Tuesday 12 January 2010


Four year old Ivan is looking for a sponsor. He lives with his parents and brothers in an Internally Displaced Persons’ (IDP) camp in Northern Uganda. The family moved to the relative safety of the camp after Ivan’s grandfather was beaten to death in December 2005 by the rebels of the Lord’s Resistance Army, or LRA, who also abducted some of Ivan’s relatives.


Ivan is just one of the 400,000 people whose lives were blighted by the conflict which raged in Northern Uganda from the early 1980s until a fragile ceasefire came into being in 2006. The conflict was between the Ugandan government and the rebels of the LRA, a group who were prepared to be extremely brutal in pursuance of their aims.


The LRA have a reputation for maiming victims cruelly, cutting off ears, noses and lips. They regularly abducted children from the villages, training the boys to become soldiers and forcing the girls to become sex slaves. The problem became so acute during the conflict that, in areas where the LRA was most active, hordes of children routinely left their homes each night and walked for several miles to sleep in the bush, in hiding.

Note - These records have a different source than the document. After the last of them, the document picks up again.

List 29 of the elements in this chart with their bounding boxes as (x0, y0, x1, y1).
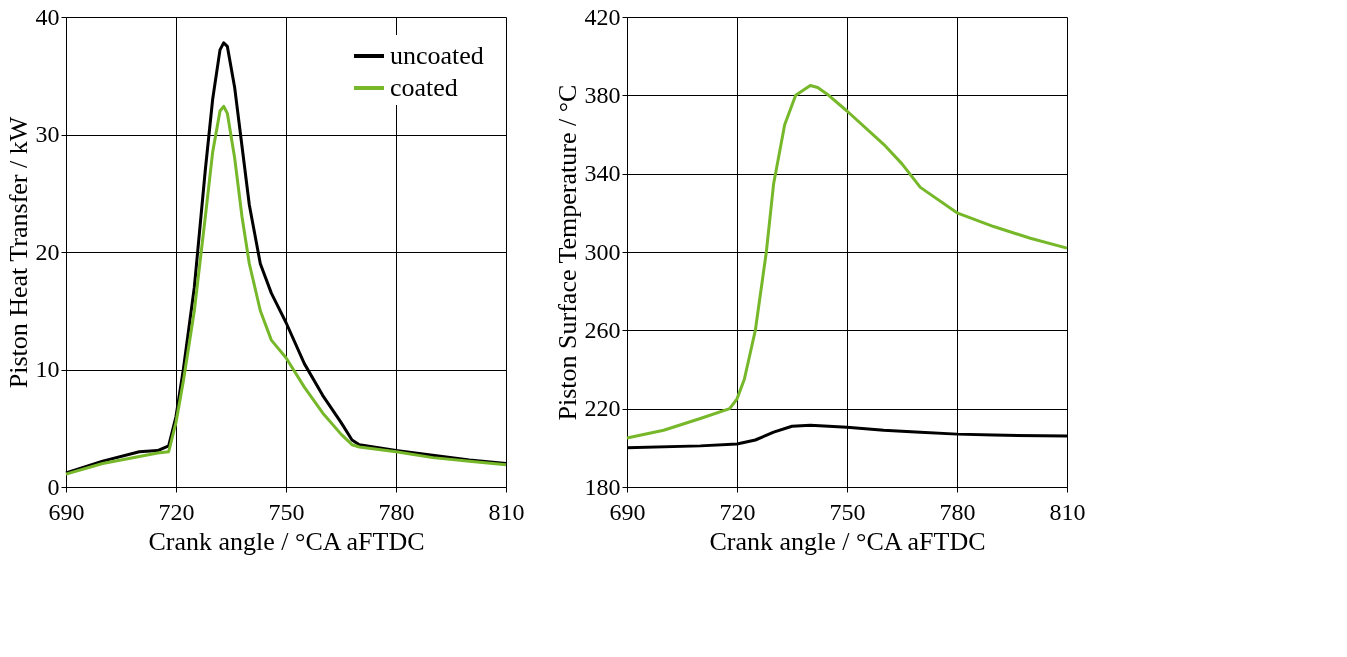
y-tick-label: 180 (584, 473, 621, 500)
y-tick-label: 420 (584, 3, 621, 30)
y-tick-label: 340 (584, 160, 621, 187)
y-tick-label: 20 (35, 238, 60, 265)
y-tick-label: 300 (584, 238, 621, 265)
y-axis-title: Piston Surface Temperature / °C (552, 84, 582, 421)
x-tick-label: 690 (609, 498, 646, 525)
x-tick-label: 810 (1049, 498, 1086, 525)
y-tick-label: 220 (584, 395, 621, 422)
y-tick-label: 380 (584, 81, 621, 108)
x-tick-label: 780 (378, 498, 415, 525)
legend-label: coated (390, 73, 458, 102)
y-tick-label: 40 (35, 3, 60, 30)
y-tick-label: 10 (35, 356, 60, 382)
x-axis-title: Crank angle / °CA aFTDC (148, 526, 425, 556)
legend-label: uncoated (390, 41, 484, 70)
y-tick-label: 30 (35, 121, 60, 147)
line-series (625, 84, 1069, 440)
x-tick-label: 720 (158, 498, 195, 525)
y-axis-title: Piston Heat Transfer / kW (3, 116, 33, 389)
x-tick-label: 780 (939, 498, 976, 525)
x-tick-label: 810 (488, 498, 525, 525)
x-axis-title: Crank angle / °CA aFTDC (709, 526, 986, 556)
x-tick-label: 750 (268, 498, 305, 525)
x-tick-label: 720 (719, 498, 756, 525)
y-tick-label: 260 (584, 316, 621, 343)
x-tick-label: 750 (829, 498, 866, 525)
x-tick-label: 690 (48, 498, 85, 525)
y-tick-label: 0 (47, 473, 60, 500)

People who sought the protection offered by the IDP camps also found life hard. They may have been relatively safe from the LRA, but they were also unable to tend their lands, plant their crops, or work.

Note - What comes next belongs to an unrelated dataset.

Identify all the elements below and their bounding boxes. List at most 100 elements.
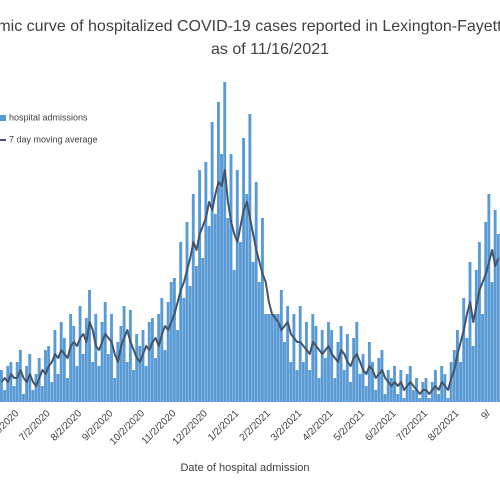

In 2006, there was a cessation of hostilities and people have begun to move out of the camps and back to their homes. However, in a country devastated by 23 years of war, there is still an urgent need for humanitarian help. Many are very vulnerable – the elderly whose families have been killed are left with no-one to look after them, women are widowed and left to fend for themselves and their families. And as always, children suffer badly.


Some children are returning to “normal” life after having been forced into the conflict. The LRA took boys as young as eight years old from their homes and trained them as soldiers. Robbing them of their childhoods, LRA leader, Joseph Kony said, “There are no children here, only combatants”.

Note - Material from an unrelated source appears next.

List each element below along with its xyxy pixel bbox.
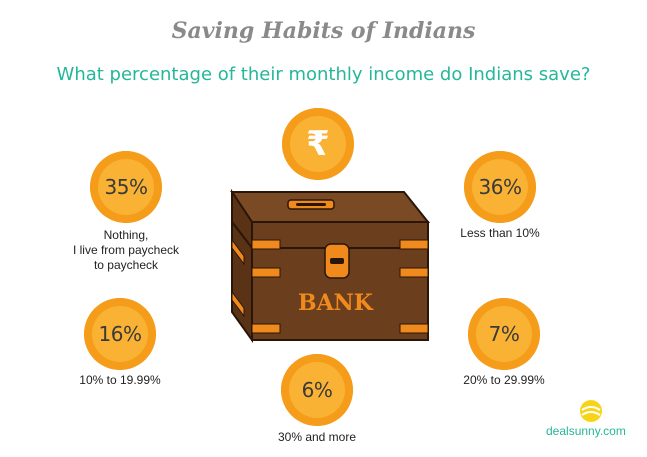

Grown men and women who have been involved in conflicts will tell you that it affects them, psychologically. They often have problems fitting in with family and civilian friends, and find adjusting to normality difficult.


For children, without the maturity and life experience to even try to make sense of what has happened to them, the return is even harder. They cannot play, or mix with other children, or even go to school until they have been counselled and rehabilitated. The same is true of the girls, who were repeatedly raped by the rebels.


World In Need’s representative in Northern Uganda cares for some of these children. He takes them into his own home and loves them, helping them begin the long process of healing. Through World In Need, sponsors are found for the children, and the money they give is used to pay for counselling and rehabilitation until the children are ready to resume their childhoods and their educations and find hope for their future once more.